この分布図に従うと、島根-高知線で銅矛圏と銅鐸圏はかなりクリアーに分かれている。これは銅矛が進出すればその分銅鐸が退くという関係にあったことを示している。そして大阪湾に銅矛圏が飛び地的に進出している。

それはそれで良いのだが、そういう関係の中に突如、銅剣文化が刺さりこんだ形になっている。これが紀元前後の日本の特徴なのである。

この銅剣地帯は2つに分かれている。出雲を中心とする中細形銅剣と、瀬戸内中部の南北両岸の平形銅剣地帯である。平形銅剣は中細形の発展・派生型と思われる。

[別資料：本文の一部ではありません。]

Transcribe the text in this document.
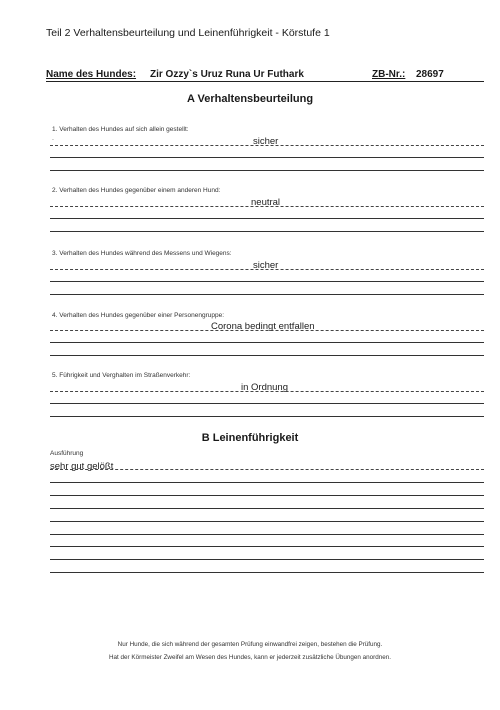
Teil 2 Verhaltensbeurteilung und Leinenführigkeit - Körstufe 1
Name des Hundes: Zir Ozzy`s Uruz Runa Ur Futhark	ZB-Nr.: 28697
A Verhaltensbeurteilung
1. Verhalten des Hundes auf sich allein gestellt:
.	sicher
2. Verhalten des Hundes gegenüber einem anderen Hund:
neutral
3. Verhalten des Hundes während des Messens und Wiegens:
sicher
4. Verhalten des Hundes gegenüber einer Personengruppe:
Corona bedingt entfallen
5. Führigkeit und Verghalten im Straßenverkehr:
in Ordnung
B Leinenführigkeit
Ausführung
sehr gut gelößt
Nur Hunde, die sich während der gesamten Prüfung einwandfrei zeigen, bestehen die Prüfung.
Hat der Körmeister Zweifel am Wesen des Hundes, kann er jederzeit zusätzliche Übungen anordnen.
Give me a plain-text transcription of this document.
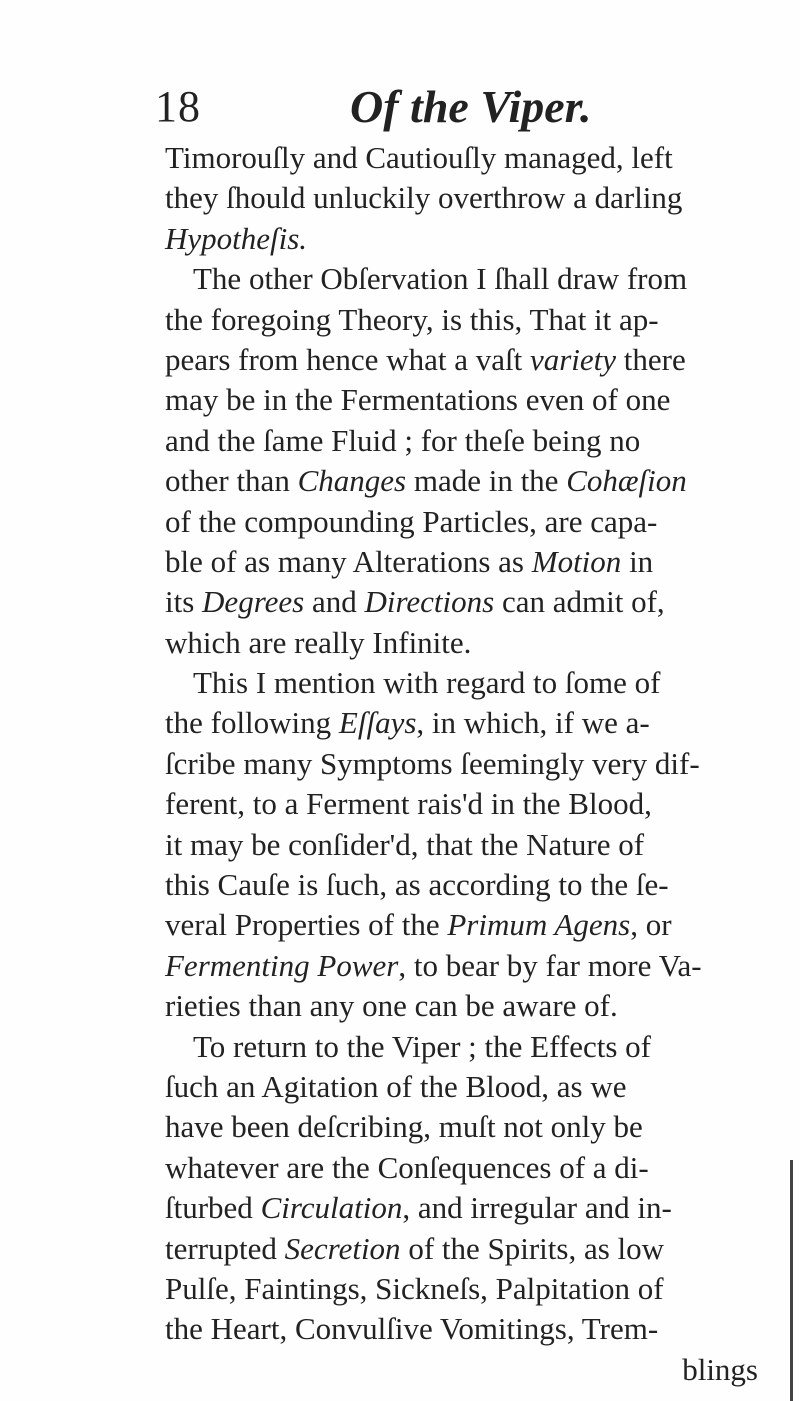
18	Of the Viper.
Timorouſly and Cautiouſly managed, left
they ſhould unluckily overthrow a darling
Hypotheſis.
The other Obſervation I ſhall draw from
the foregoing Theory, is this, That it ap-
pears from hence what a vaſt variety there
may be in the Fermentations even of one
and the ſame Fluid ; for theſe being no
other than Changes made in the Cohæſion
of the compounding Particles, are capa-
ble of as many Alterations as Motion in
its Degrees and Directions can admit of,
which are really Infinite.
This I mention with regard to ſome of
the following Eſſays, in which, if we a-
ſcribe many Symptoms ſeemingly very dif-
ferent, to a Ferment rais'd in the Blood,
it may be conſider'd, that the Nature of
this Cauſe is ſuch, as according to the ſe-
veral Properties of the Primum Agens, or
Fermenting Power, to bear by far more Va-
rieties than any one can be aware of.
To return to the Viper ; the Effects of
ſuch an Agitation of the Blood, as we
have been deſcribing, muſt not only be
whatever are the Conſequences of a di-
ſturbed Circulation, and irregular and in-
terrupted Secretion of the Spirits, as low
Pulſe, Faintings, Sickneſs, Palpitation of
the Heart, Convulſive Vomitings, Trem-
blings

この南北2つの銅剣地帯は、とりわけ銅矛地帯を両断する形になっている。

4.銅剣と銅矛はまったく異なる

いろいろあるが、強調しておきたいことは、「銅剣と銅矛とは違うものだ」ということだ。先日国立博物館に行ってみてきたのだが、研究者は銅剣と銅矛を同一視していることがわかった。しかし銅矛のパッションはまったく違う。これは武器ではない。これでは絶対人は殺せない。

まずは一度、銅矛の思想というものを受け止めないとこの話は進まない気がする。



これが弥生時代中期に起きたことなのだ。この時代には大変なことが起きたのだ。

弥生後期の分布図とそれについての感想は、長くなったので新たに稿を起こすことにする。